Отказаться было неудобно; каждый азербайджанец, по искреннему убеждению Испанца, должен был стремиться узнать получше жизнь замечательного героя.

– Вот ответ из Центрального архива. В двадцать первом году он, – Испанец вскинул глаза и скользнул почтительным взглядом по портрету, – уже через год после установления советской власти в Азербайджане, действовал в Средней Азии. – Папка с новыми документами была извлечена из шкафа, где лежали семейные деньги: видимо, новые сведения действительно считались ценными. – И как действовал! Несколько лет возглавлял борьбу с басмачеством в целой области! Я уже обратился к руководству республики с предложениями.

– Какими? – Вопрос был задан из вежливости, догадаться о предложениях Испанца было несложно: назвать какую-либо улицу именем славного борца за будущее народов, повесить мемориальную доску на доме, в котором он жил, опубликовать в республиканских газетах статьи, отражающие среднеазиатский период деятельности героя, приурочив это к очередной дате его рождения.

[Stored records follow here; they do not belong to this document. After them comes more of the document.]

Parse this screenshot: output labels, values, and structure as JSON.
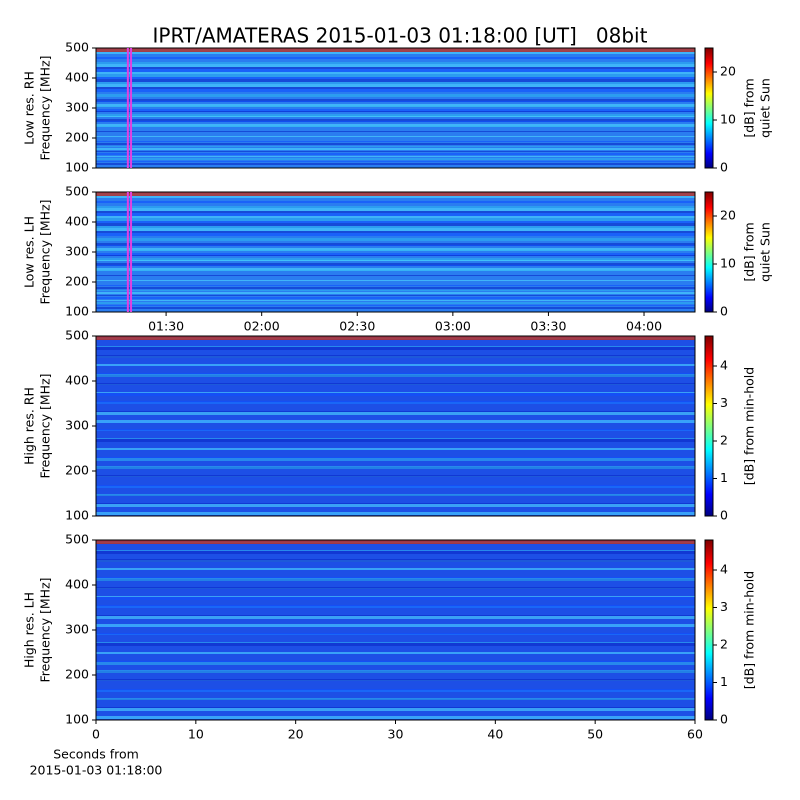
{
  "chart_data": [
    {
      "type": "heatmap",
      "title": "IPRT/AMATERAS 2015-01-03 01:18:00 [UT]   08bit",
      "ylabel": [
        "Low res. RH",
        "Frequency [MHz]"
      ],
      "ylim": [
        100,
        500
      ],
      "yticks": [
        100,
        200,
        300,
        400,
        500
      ],
      "xlim": [
        "01:08",
        "04:16"
      ],
      "markers": [
        "01:18",
        "01:19"
      ],
      "marker_color": "#e040e0",
      "colormap": "jet",
      "colorbar": {
        "label": [
          "[dB] from",
          "quiet Sun"
        ],
        "lim": [
          0,
          25
        ],
        "ticks": [
          0,
          10,
          20
        ]
      }
    },
    {
      "type": "heatmap",
      "ylabel": [
        "Low res. LH",
        "Frequency [MHz]"
      ],
      "ylim": [
        100,
        500
      ],
      "yticks": [
        100,
        200,
        300,
        400,
        500
      ],
      "xlim": [
        "01:08",
        "04:16"
      ],
      "xticks": [
        "01:30",
        "02:00",
        "02:30",
        "03:00",
        "03:30",
        "04:00"
      ],
      "markers": [
        "01:18",
        "01:19"
      ],
      "marker_color": "#e040e0",
      "colormap": "jet",
      "colorbar": {
        "label": [
          "[dB] from",
          "quiet Sun"
        ],
        "lim": [
          0,
          25
        ],
        "ticks": [
          0,
          10,
          20
        ]
      }
    },
    {
      "type": "heatmap",
      "ylabel": [
        "High res. RH",
        "Frequency [MHz]"
      ],
      "ylim": [
        100,
        500
      ],
      "yticks": [
        100,
        200,
        300,
        400,
        500
      ],
      "xlim": [
        0,
        60
      ],
      "colormap": "jet",
      "colorbar": {
        "label": [
          "[dB] from min-hold"
        ],
        "lim": [
          0,
          4.8
        ],
        "ticks": [
          0,
          1,
          2,
          3,
          4
        ]
      }
    },
    {
      "type": "heatmap",
      "ylabel": [
        "High res. LH",
        "Frequency [MHz]"
      ],
      "ylim": [
        100,
        500
      ],
      "yticks": [
        100,
        200,
        300,
        400,
        500
      ],
      "xlim": [
        0,
        60
      ],
      "xticks": [
        0,
        10,
        20,
        30,
        40,
        50,
        60
      ],
      "xlabel": [
        "Seconds from",
        "2015-01-03 01:18:00"
      ],
      "colormap": "jet",
      "colorbar": {
        "label": [
          "[dB] from min-hold"
        ],
        "lim": [
          0,
          4.8
        ],
        "ticks": [
          0,
          1,
          2,
          3,
          4
        ]
      }
    }
  ]
}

Так оно примерно и оказалось: пока Испанец зачитывал копию своего письма к руководству одной из республик Средней Азии, я с удивлением рассматривал странную фотографию, лежащую в толстой папке, перехваченной черной резиной. На ней были запечатлены все члены семьи Испанца, включая жену племянника (сына младшей сестры, умершей от рака несколько лет назад), с дочерью от первого мужа-латыша. В центре, естественно, восседал в своем кресле Испанец, точно в таком же берете, как у брата; остальные сгруппировались вокруг него. Под фотографией рукой Испанца было написано: "В центре сидит родной брат Мухтара Каспийского (таков был псевдоним брата в пору его революционной деятельности; в Испании он действовал под другим именем) с членами семьи", и подробно перечислялось, кто кому кем приходится, а главное, кем каждый приходится Испанцу и, следовательно, покойному Мухтару Каспийскому.